3. This appeal has been preferred on the ground that the learned trial Court has not considered the improbability of the prosecution case. It is. asserted that there is no eye-witness of the occurrence except the informant, who has not been corroborated by the probable witness on the point of assault made by the appellant. It is further asserted that the story of open door at 10 P.M. on 14.2.1999 also appears not probable. The learned Counsel for the appellant submitted that the deceased was found wearing a janghia and lungi on his body, which is not possible in the middle of February, 99. The learned Counsel suggested that even the informant was not eye-witness of the occurrence, who has been tutored to implicate this appellant in the false case because of land dispute. Therefore, the appellant deserves to be acquitted.

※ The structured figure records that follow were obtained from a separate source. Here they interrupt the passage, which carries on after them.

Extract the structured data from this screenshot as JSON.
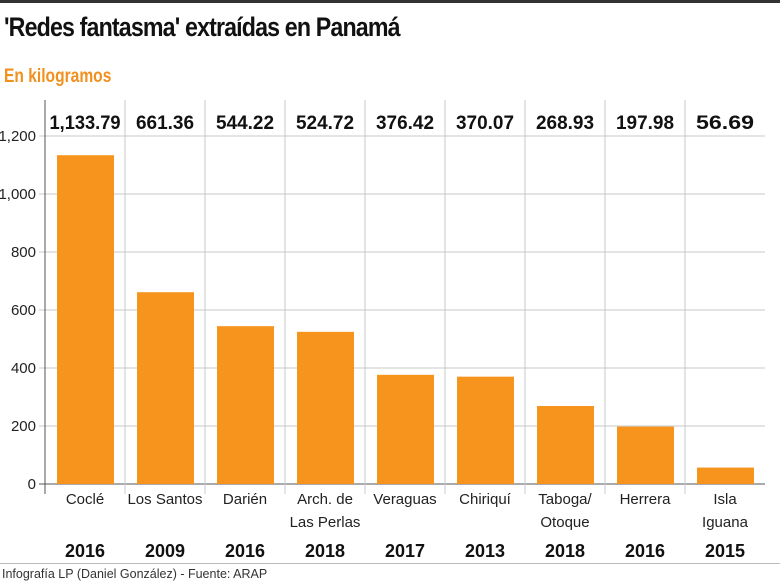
{
  "title": "'Redes fantasma' extraídas en  Panamá",
  "subtitle": "En kilogramos",
  "footer": "Infografía LP (Daniel González) - Fuente: ARAP",
  "chart_data": {
    "type": "bar",
    "title": "'Redes fantasma' extraídas en  Panamá",
    "ylabel": "En kilogramos",
    "categories": [
      [
        "Coclé"
      ],
      [
        "Los Santos"
      ],
      [
        "Darién"
      ],
      [
        "Arch. de",
        "Las Perlas"
      ],
      [
        "Veraguas"
      ],
      [
        "Chiriquí"
      ],
      [
        "Taboga/",
        "Otoque"
      ],
      [
        "Herrera"
      ],
      [
        "Isla",
        "Iguana"
      ]
    ],
    "years": [
      "2016",
      "2009",
      "2016",
      "2018",
      "2017",
      "2013",
      "2018",
      "2016",
      "2015"
    ],
    "values": [
      1133.79,
      661.36,
      544.22,
      524.72,
      376.42,
      370.07,
      268.93,
      197.98,
      56.69
    ],
    "value_labels": [
      "1,133.79",
      "661.36",
      "544.22",
      "524.72",
      "376.42",
      "370.07",
      "268.93",
      "197.98",
      "56.69"
    ],
    "ylim": [
      0,
      1200
    ],
    "yticks": [
      0,
      200,
      400,
      600,
      800,
      1000,
      1200
    ],
    "ytick_labels": [
      "0",
      "200",
      "400",
      "600",
      "800",
      "1,000",
      "1,200"
    ],
    "grid": true,
    "bar_color": "#f7941d"
  }
}
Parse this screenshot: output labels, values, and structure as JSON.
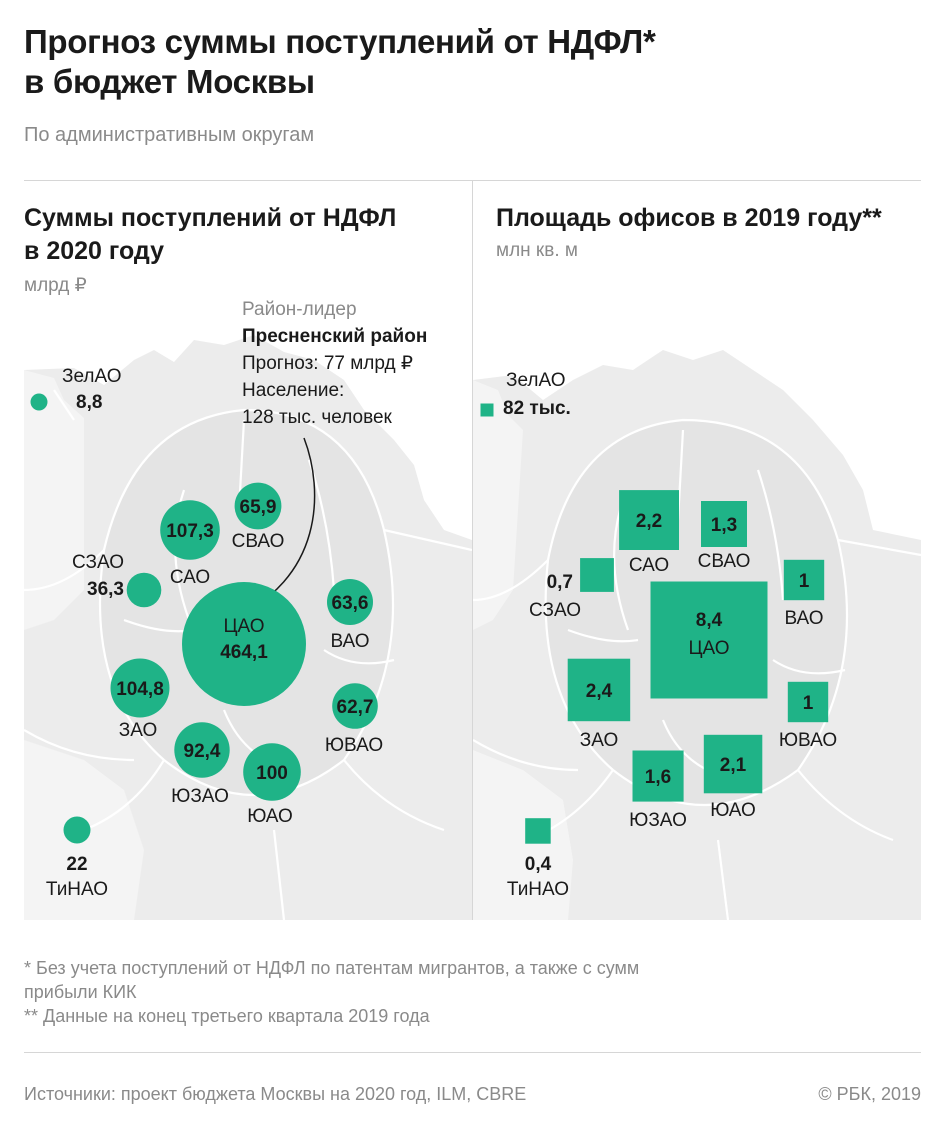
{
  "header": {
    "title_line1": "Прогноз суммы поступлений от НДФЛ*",
    "title_line2": "в бюджет Москвы",
    "subtitle": "По административным округам"
  },
  "left_panel": {
    "title_line1": "Суммы поступлений от НДФЛ",
    "title_line2": "в 2020 году",
    "unit": "млрд ₽",
    "callout": {
      "label": "Район-лидер",
      "name": "Пресненский район",
      "forecast": "Прогноз: 77 млрд ₽",
      "population_line1": "Население:",
      "population_line2": "128 тыс. человек"
    }
  },
  "right_panel": {
    "title": "Площадь офисов в 2019 году**",
    "unit": "млн кв. м"
  },
  "chart_data": [
    {
      "type": "proportional-symbol-map",
      "symbol": "circle",
      "unit": "млрд ₽",
      "districts": [
        {
          "district": "ЗелАО",
          "value": "8,8",
          "num": 8.8
        },
        {
          "district": "САО",
          "value": "107,3",
          "num": 107.3
        },
        {
          "district": "СВАО",
          "value": "65,9",
          "num": 65.9
        },
        {
          "district": "СЗАО",
          "value": "36,3",
          "num": 36.3
        },
        {
          "district": "ЦАО",
          "value": "464,1",
          "num": 464.1
        },
        {
          "district": "ВАО",
          "value": "63,6",
          "num": 63.6
        },
        {
          "district": "ЗАО",
          "value": "104,8",
          "num": 104.8
        },
        {
          "district": "ЮВАО",
          "value": "62,7",
          "num": 62.7
        },
        {
          "district": "ЮЗАО",
          "value": "92,4",
          "num": 92.4
        },
        {
          "district": "ЮАО",
          "value": "100",
          "num": 100
        },
        {
          "district": "ТиНАО",
          "value": "22",
          "num": 22
        }
      ]
    },
    {
      "type": "proportional-symbol-map",
      "symbol": "square",
      "unit": "млн кв. м",
      "districts": [
        {
          "district": "ЗелАО",
          "value": "82 тыс.",
          "num": 0.082
        },
        {
          "district": "САО",
          "value": "2,2",
          "num": 2.2
        },
        {
          "district": "СВАО",
          "value": "1,3",
          "num": 1.3
        },
        {
          "district": "СЗАО",
          "value": "0,7",
          "num": 0.7
        },
        {
          "district": "ВАО",
          "value": "1",
          "num": 1
        },
        {
          "district": "ЦАО",
          "value": "8,4",
          "num": 8.4
        },
        {
          "district": "ЗАО",
          "value": "2,4",
          "num": 2.4
        },
        {
          "district": "ЮВАО",
          "value": "1",
          "num": 1
        },
        {
          "district": "ЮЗАО",
          "value": "1,6",
          "num": 1.6
        },
        {
          "district": "ЮАО",
          "value": "2,1",
          "num": 2.1
        },
        {
          "district": "ТиНАО",
          "value": "0,4",
          "num": 0.4
        }
      ]
    }
  ],
  "notes": {
    "note1_line1": "* Без учета поступлений от НДФЛ по патентам мигрантов, а также с сумм",
    "note1_line2": "прибыли КИК",
    "note2": "** Данные на конец третьего квартала 2019 года"
  },
  "footer": {
    "sources": "Источники: проект бюджета Москвы на 2020 год, ILM, CBRE",
    "copyright": "© РБК, 2019"
  },
  "colors": {
    "accent": "#1fb387",
    "map_fill": "#ececec",
    "map_lines": "#ffffff",
    "text": "#1a1a1a",
    "muted": "#8a8a8a"
  }
}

4. We have anxiously considered the points raised by the learned Counsel for the appellant. The prosecution case admittedly stands on the sole evidence of the informant, wife of the deceased. PW 1 Somra Munda, brother and PW 3 Sukra Munda, father of the deceased, examined before the trial Court, have categorically submitted that on halla raised by PW 2, they went running to find Lakhan Munda lying dead with stab injury. They have not claimed to be the eye-witnesses of the occurrence. During cross-examination these two witnesses stated that there was land dispute between two families. PW 4 Ratan Munda is a witness on the inquest report prepared by the police. These two witnesses are truthful as they did not claim to see the occurrence. PW 2, the informant, has supported her fardbeyan before the police. She has admitted in cross-examination that at the time of occurrence she along with her kids were present and deceased fell down with stab injury to die instantaneously. This witness is truth, as she admitted that the room was situated in common angan resided by the witnesses and the accused.

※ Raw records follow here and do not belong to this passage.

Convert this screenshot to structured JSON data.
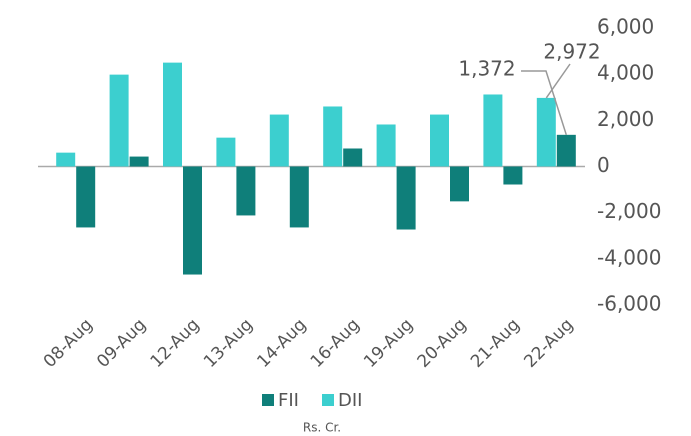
{
  "chart_data": {
    "type": "bar",
    "categories": [
      "08-Aug",
      "09-Aug",
      "12-Aug",
      "13-Aug",
      "14-Aug",
      "16-Aug",
      "19-Aug",
      "20-Aug",
      "21-Aug",
      "22-Aug"
    ],
    "series": [
      {
        "name": "DII",
        "color": "#3ccfcf",
        "values": [
          600,
          3980,
          4500,
          1250,
          2250,
          2600,
          1820,
          2250,
          3120,
          2972
        ],
        "value_labels": [
          null,
          null,
          null,
          null,
          null,
          null,
          null,
          null,
          null,
          "2,972"
        ]
      },
      {
        "name": "FII",
        "color": "#0f7f7a",
        "values": [
          -2640,
          430,
          -4680,
          -2120,
          -2640,
          780,
          -2730,
          -1510,
          -780,
          1372
        ],
        "value_labels": [
          null,
          null,
          null,
          null,
          null,
          null,
          null,
          null,
          null,
          "1,372"
        ]
      }
    ],
    "x_label": "Rs. Cr.",
    "ylim": [
      -6000,
      6000
    ],
    "yticks": [
      {
        "value": -6000,
        "label": "-6,000"
      },
      {
        "value": -4000,
        "label": "-4,000"
      },
      {
        "value": -2000,
        "label": "-2,000"
      },
      0,
      {
        "value": 2000,
        "label": "2,000"
      },
      {
        "value": 4000,
        "label": "4,000"
      },
      {
        "value": 6000,
        "label": "6,000"
      }
    ],
    "grid": false
  }
}
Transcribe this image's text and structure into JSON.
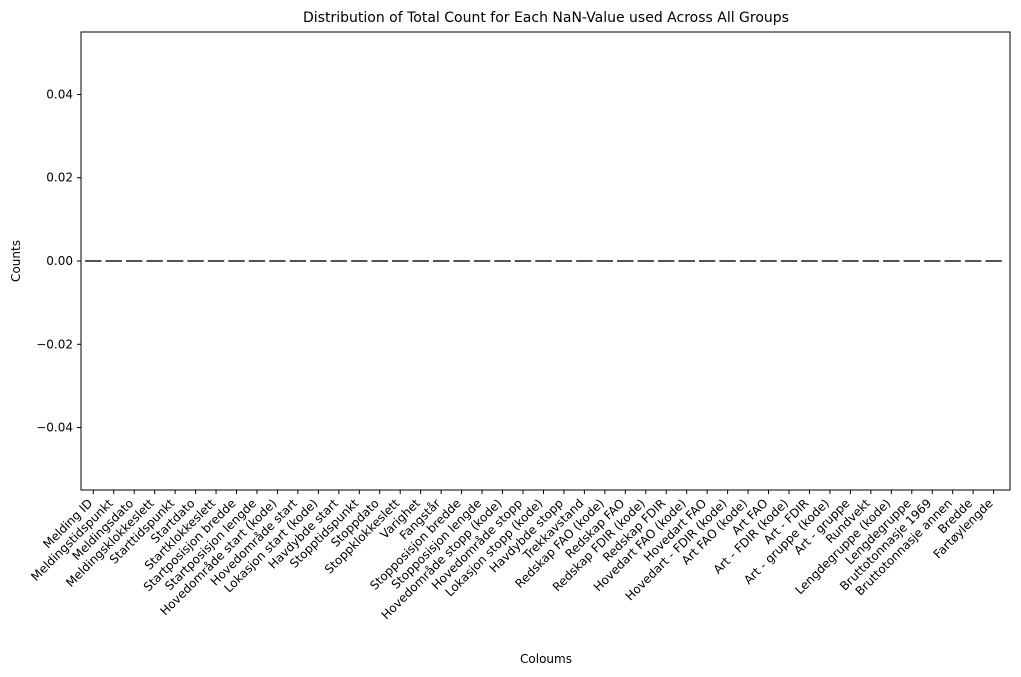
{
  "chart_data": {
    "type": "bar",
    "title": "Distribution of Total Count for Each NaN-Value used Across All Groups",
    "xlabel": "Coloums",
    "ylabel": "Counts",
    "ylim": [
      -0.055,
      0.055
    ],
    "yticks": [
      "0.04",
      "0.02",
      "0.00",
      "−0.02",
      "−0.04"
    ],
    "ytick_values": [
      0.04,
      0.02,
      0.0,
      -0.02,
      -0.04
    ],
    "categories": [
      "Melding ID",
      "Meldingstidspunkt",
      "Meldingsdato",
      "Meldingsklokkeslett",
      "Starttidspunkt",
      "Startdato",
      "Startklokkeslett",
      "Startposisjon bredde",
      "Startposisjon lengde",
      "Hovedområde start (kode)",
      "Hovedområde start",
      "Lokasjon start (kode)",
      "Havdybde start",
      "Stopptidspunkt",
      "Stoppdato",
      "Stoppklokkeslett",
      "Varighet",
      "Fangstår",
      "Stopposisjon bredde",
      "Stopposisjon lengde",
      "Hovedområde stopp (kode)",
      "Hovedområde stopp",
      "Lokasjon stopp (kode)",
      "Havdybde stopp",
      "Trekkavstand",
      "Redskap FAO (kode)",
      "Redskap FAO",
      "Redskap FDIR (kode)",
      "Redskap FDIR",
      "Hovedart FAO (kode)",
      "Hovedart FAO",
      "Hovedart - FDIR (kode)",
      "Art FAO (kode)",
      "Art FAO",
      "Art - FDIR (kode)",
      "Art - FDIR",
      "Art - gruppe (kode)",
      "Art - gruppe",
      "Rundvekt",
      "Lengdegruppe (kode)",
      "Lengdegruppe",
      "Bruttotonnasje 1969",
      "Bruttotonnasje annen",
      "Bredde",
      "Fartøylengde"
    ],
    "values": [
      0,
      0,
      0,
      0,
      0,
      0,
      0,
      0,
      0,
      0,
      0,
      0,
      0,
      0,
      0,
      0,
      0,
      0,
      0,
      0,
      0,
      0,
      0,
      0,
      0,
      0,
      0,
      0,
      0,
      0,
      0,
      0,
      0,
      0,
      0,
      0,
      0,
      0,
      0,
      0,
      0,
      0,
      0,
      0,
      0
    ],
    "grid": false,
    "colors": {
      "axis": "#000000",
      "bar_edge": "#3f3f3f"
    }
  }
}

5. PW 5. Dr. R.S. Sahu has recorded in the post-mortem, vide Ext. 1, that the dead body got a stab wound 3-1 /2 cm. x 2 cm. x cavity deep on left chest. PW 6, the IO, described the PO, position of the dead body and has supported the prosecution case. He has admitted in cross-examination that he did not find any cooked food at the PO. The defence has not brought on record any material contradiction in evidence of these witnesses. The learned Counsel for the appellant suggested that in absence of any corroborative evidence as well as motive for committing the murder, the appellant should be given benefit of doubt.

6. After going through the evidence on record and the submissions made before us, we find that the suggestion made on behalf of the appellant is not tenable. The witnesses are truthful as they have not tried to exaggerate or interpolate the prosecution version rather they simply stated what they saw in the night of 14.2.1999 when PW 2 was cooking food and her husband was sitting nearby her. The appellant, as stated, entered into the room, stabbed him and fled away. In such circumstances she may be the only witness of the occurrence. There is no apparent reason why she should implicate falsely the appellant. If the false implication was the purpose, PWs 1 and 3 might have come with supporting evidence to implicate the appellant. It is established law of the land that in such crimes motive is not the only criteria to fix the responsibility.

7. Having considered the above mentioned facts and circumstances, we are of the considered view that the prosecution has been able to prove the charges under Section 302, IPC against the appellant beyond all reasonable doubts. Accordingly we find that the present appeal has got no merit and stands dismissed.